Is it satisfying? Well, I guess so.

## Result - ran_gen_via_time

Let's try it on the `ran_gen_via_time`

generator we invented before:

```
let decimal_only f = f -. (floor f)
let ran_via_time bound =
((Unix.gettimeofday() |> decimal_only) *. 100,000,000. |> int_of_float) mod bound
let _ = random_plot ~filename:"random_plot_time.jpg" ~ran_f:ran_via_time ~w:1024 ~h:1024 ~n:5
```

Is it satisfying? Sure not.

Apparently, there are quite some patterns on images. Can you identify them?

For example,

One pattern is the diagonal lines there (parrallel to the red lines I've added).

# Only quick and fun

Of course, visualisation of randomness is nowhere near accurately assess the quality of random geneators. It is just a fun way to feel its randomness.

I hope you enjoy it.

# JPG vs PNG

Pointed by Ono-Sendai on hacker news, it might be better to use `png`

rather than `jpg`

.

I've tried and the results for the bad `ran_gen_via_time`

are like:

## JPG

## PNG

Seems not that different from my eyes. But anyway it was a good point.
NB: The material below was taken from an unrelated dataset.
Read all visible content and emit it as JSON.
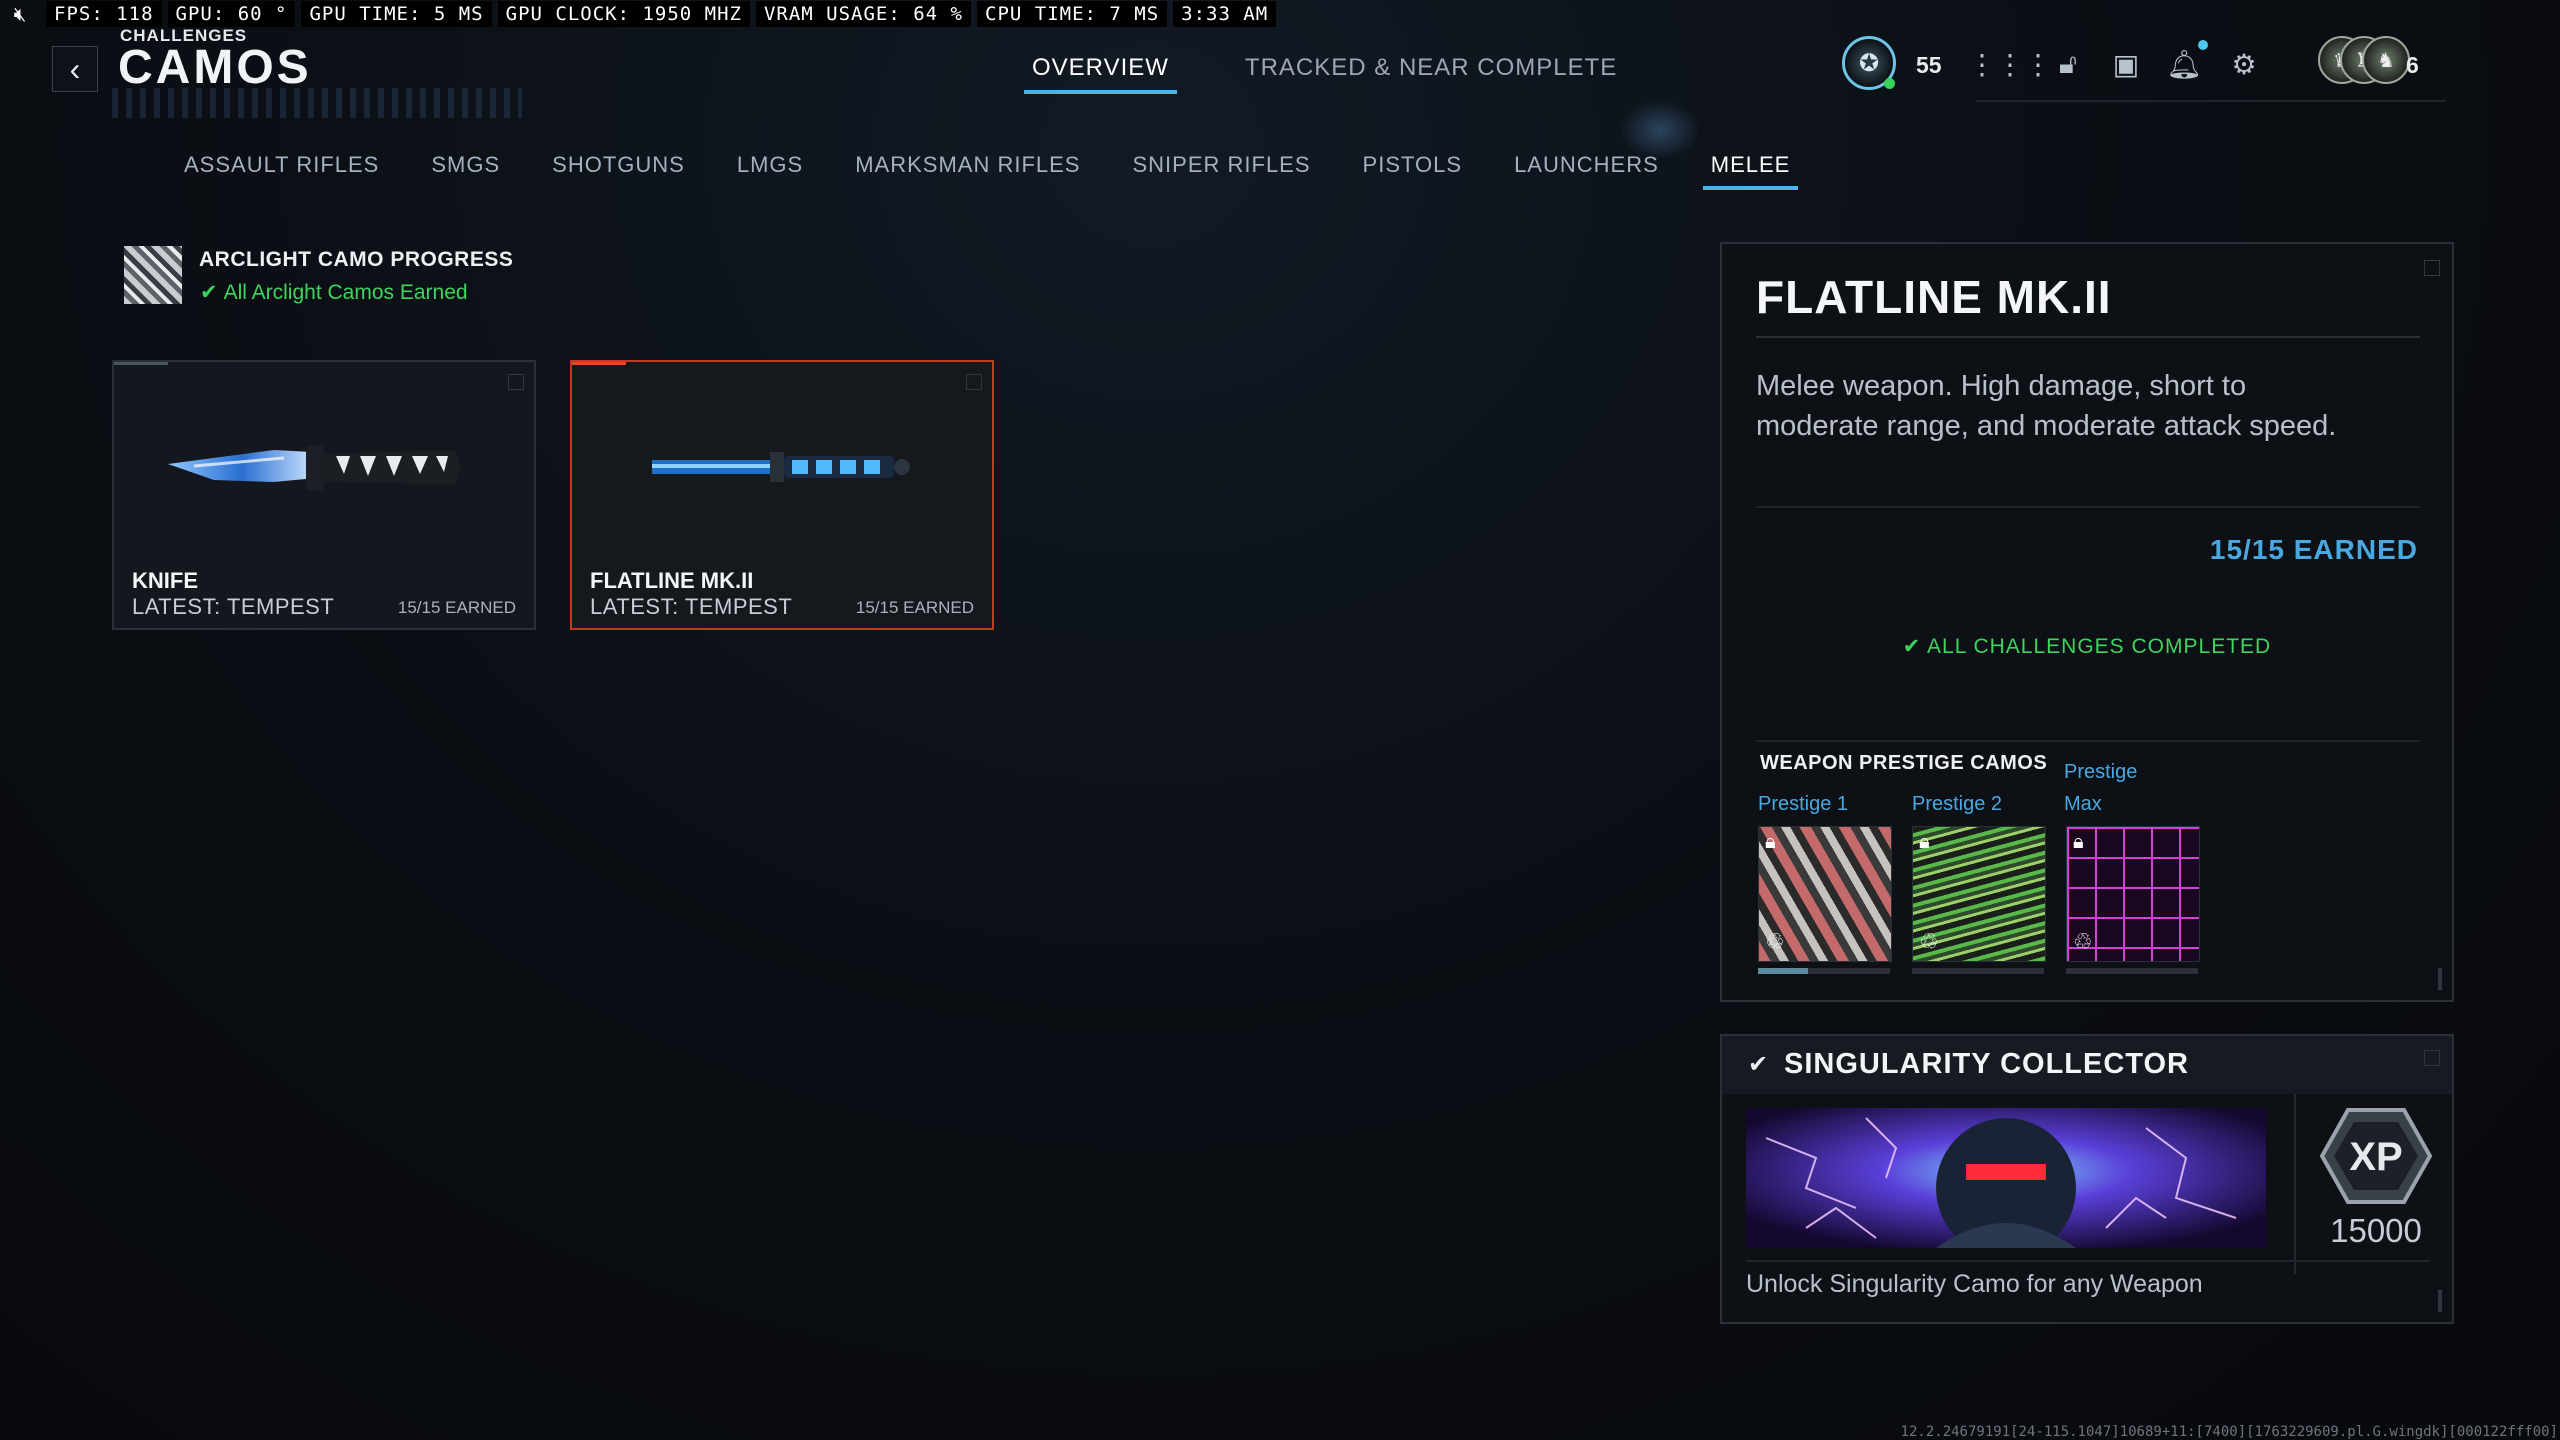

https://github.com/MassD/typeocaml_code/blob/master/visualise_randomness/plot_random.ml has been updated for `png`

support. **Please remember to install libpng-devel for your OS for png saving support**.
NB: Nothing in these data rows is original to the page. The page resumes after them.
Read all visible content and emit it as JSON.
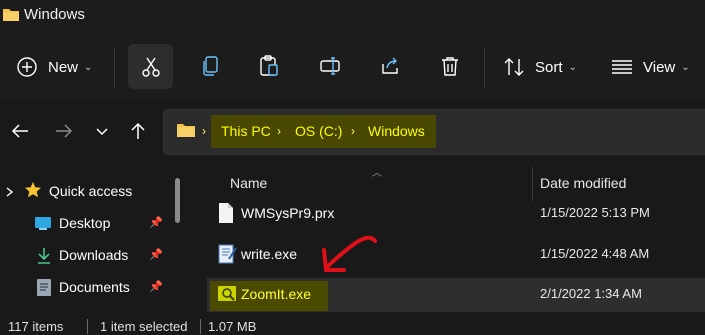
{
  "window": {
    "title": "Windows"
  },
  "toolbar": {
    "new_label": "New",
    "sort_label": "Sort",
    "view_label": "View"
  },
  "address_bar": {
    "crumbs": [
      "This PC",
      "OS (C:)",
      "Windows"
    ],
    "separator": "›"
  },
  "nav_pane": {
    "quick_access_label": "Quick access",
    "items": [
      {
        "label": "Desktop",
        "icon": "desktop-icon"
      },
      {
        "label": "Downloads",
        "icon": "download-icon"
      },
      {
        "label": "Documents",
        "icon": "documents-icon"
      }
    ]
  },
  "file_list": {
    "columns": {
      "name": "Name",
      "date_modified": "Date modified"
    },
    "rows": [
      {
        "name": "WMSysPr9.prx",
        "date": "1/15/2022 5:13 PM",
        "icon": "file-icon"
      },
      {
        "name": "write.exe",
        "date": "1/15/2022 4:48 AM",
        "icon": "wordpad-icon"
      },
      {
        "name": "ZoomIt.exe",
        "date": "2/1/2022 1:34 AM",
        "icon": "zoomit-icon",
        "selected": true
      }
    ]
  },
  "status_bar": {
    "item_count": "117 items",
    "selection": "1 item selected",
    "size": "1.07 MB"
  },
  "colors": {
    "background": "#191919",
    "highlight_text": "#ffff00",
    "highlight_bg": "#4a4a00",
    "annotation_arrow": "#e0101a"
  }
}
# Fortuna random generator from nocrypto

@h4nnes has suggested me to try the *fortuna generator* from nocrypto.

```
opam install nocrypto
```

and

```
let _ = Nocrypto_entropy_unix.initialize()
let _ = random_plot ~filename:"random_plot_fortuna" ~ran_f:Nocrypto.Rng.Int.gen ~w:1024 ~h:1024 ~n:5
```

and we get

It is a very nice generator, isn't it?